The messages spoken by the angels, written on scrolls that they hold, are clear enough. ‘Good will towards men’, ‘Wee praise thee O God’, ‘All nations in the world…praise the Lords Name’, and so on. The sun, a golden roundel set at the intersection of four panels, looks on approvingly. From the floor below, I look up with similar approval at the whole ceiling – with more than approval indeed and with pleasure at another example of how the art of English churches can be colourful, unexpected, and full of joy.
En route across Somerset, I decided to stop at Muchelney, where I’d not been for years. I planned to revisit the medieval abbey, but was also drawn to the adjacent but quite separate parish church of Saints Peter and Paul. The church is late-15th century, like so many in Somerset, but what I most wanted to see again was a later embellishment, the 17th-century ribbed and boarded ceiling of the nave, with its wonderful painted panels of angels looking down from the clouds.
I have not seen anything else quite like this ceiling (the angels in the church ceiling at Bromfield, Shropshire, come closest, but I’d say they are slightly later and in a different style). Each panel at Mucheleny is edged with clouds, which swirl like cotton wool or whipped cream, but are edged in darker shades. English clouds, of course, often combine the hopeful white with the threatening grey, but not quite in the stylized way of these ceiling paintings, and the stylization is part of their charm, which is easier to appreciate if you click on the image to enlarge it.
I find the angels charming too. They stand behind the clouds, and look down through the gaps between them; behind each figure is blue sky dotted with tiny stars, suggesting the angels are in a heavenly realm far above the clouds, farther still from us earthbound humans. They’re a far cry from medieval angels of any kind; neither are they like chaste Victorian angels. They have boldly painted faces, shoulder-length hair, and perky wings and they are are clothed in something like Elizabethan or Jacobean dresses, but in what Pevsner describes as ‘extreme décolletage’. The contours of their breasts vary – some look markedly rounded and suggest the human female form, some are less so. Those who feel compelled to explain such things suggest that their revealing costumes suggest their innocence, which sounds like a modern explainer trying very hard to justify what they see as inappropriate. Authorities such as Pevsner and the people who wrote the listing description for the church, avoid explanation altogether. I’d say anything that purports to be an explanation is at best informed guesswork.

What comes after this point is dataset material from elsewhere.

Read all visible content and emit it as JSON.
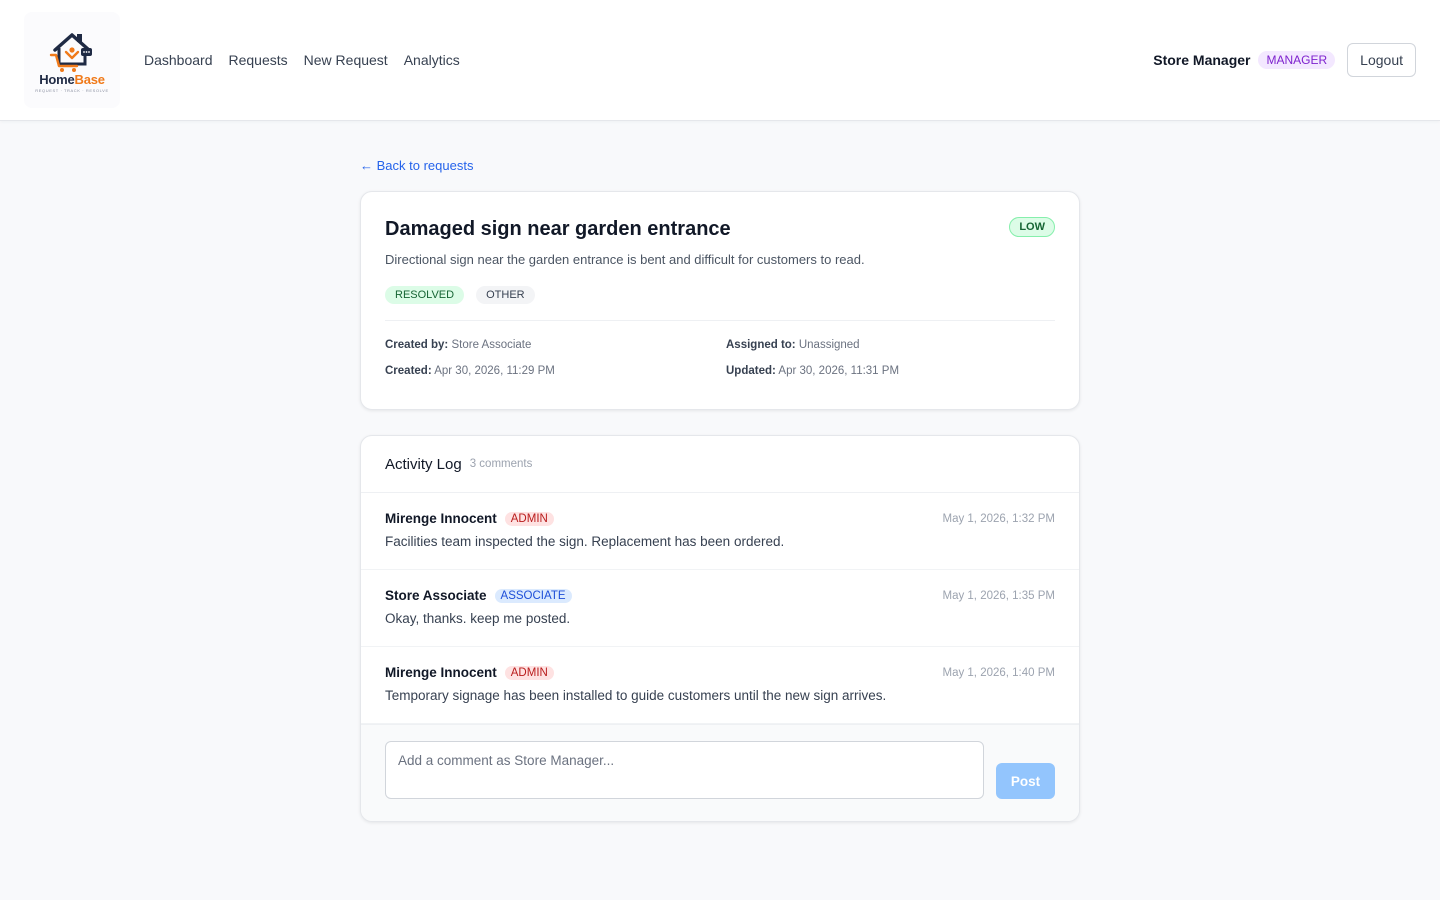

The messages spoken by the angels, written on scrolls that they hold, are clear enough. ‘Good will towards men’, ‘Wee praise thee O God’, ‘All nations in the world…praise the Lords Name’, and so on. The sun, a golden roundel set at the intersection of four panels, looks on approvingly. From the floor below, I look up with similar approval at the whole ceiling – with more than approval indeed and with pleasure at another example of how the art of English churches can be colourful, unexpected, and full of joy.